Es war unmöglich, wir konnten uns nicht an das Verbot halten. Das Gelände zog uns magisch an. Auf der Fläche gab es glitzernde Pfützen und einen Graben, der sich wie eine Regenbogenschlange quer durch das Gelände wand. Obwohl das Gebiet bewacht wurde und alles verödet war, übte es doch einen geheimnisvollen Reiz auf uns aus. Hans und Klaus hatten bei einem Erkundungsgang etwas Spannendes in der alten grauen Mauer entdeckt. Elke, Teddy Brummi und ich waren skeptisch. Wir wussten, man konnte den Jungs nicht alles glauben, aber sie wollten es uns beweisen. Als wir ungefähr zwanzig Minuten an der Steinwand entlanggeschlichen waren, kamen wir zu einer türgroßen Öffnung in der Mauer, die hinter Brennnesseln und Büschen versteckt war.

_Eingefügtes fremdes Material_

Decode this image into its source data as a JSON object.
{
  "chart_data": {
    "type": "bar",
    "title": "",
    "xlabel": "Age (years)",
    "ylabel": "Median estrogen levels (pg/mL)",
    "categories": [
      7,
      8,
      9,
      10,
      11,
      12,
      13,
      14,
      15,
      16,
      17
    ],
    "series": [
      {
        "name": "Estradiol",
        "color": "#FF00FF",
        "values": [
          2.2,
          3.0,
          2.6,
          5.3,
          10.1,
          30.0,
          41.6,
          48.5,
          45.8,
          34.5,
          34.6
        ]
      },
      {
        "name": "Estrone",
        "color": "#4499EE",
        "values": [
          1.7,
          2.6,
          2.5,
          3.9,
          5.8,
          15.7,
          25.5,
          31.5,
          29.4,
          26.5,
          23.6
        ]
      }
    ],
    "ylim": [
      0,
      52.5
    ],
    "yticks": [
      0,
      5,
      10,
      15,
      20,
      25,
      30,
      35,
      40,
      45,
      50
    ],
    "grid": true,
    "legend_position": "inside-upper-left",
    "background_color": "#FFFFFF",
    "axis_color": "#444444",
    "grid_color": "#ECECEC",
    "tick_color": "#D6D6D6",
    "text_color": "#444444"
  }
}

Klaus schob mit dem Ellbogen die dornigen Zweige zur Seite und stieg als Erster durch das Loch und eine Holztreppe hinunter. Elke, Teddy Brummi und ich zögerten, in die dunkle Tiefe zu steigen. Aber Feiglinge wollten wir auch nicht sein. Vorsichtig setzten wir einen Fuß vor den andern. Bevor die Dunkelheit das letzte Licht schluckte, zerrte Klaus die Stablampe aus seinem Rucksack und richtete sie direkt auf sein Gesicht. Er lachte und zwinkerte uns mit leuchtenden Augen zu. „Endlich, jetzt sind wir drinnen! Mein ältester Bruder Paul kratzte sich mit beiden Händen nachdenklich am Kopf. Dadurch stand sein kräftiges rotbraunes Haar seltsam in alle Richtungen ab und sein sommersprossiges Gesicht verdunkelte sich. Das ließ seinen Mund ernst und schmal erscheinen. „Ich habe so ein komisches Bauchgefühl
, sagte er. „Wir wissen nicht, was uns in den langen, finsteren Gängen erwartet. Hans schaute Klaus an, lächelte, schüttelte den Kopf und wiederholte ironisch: „Das wissen wir nicht, Blödmann.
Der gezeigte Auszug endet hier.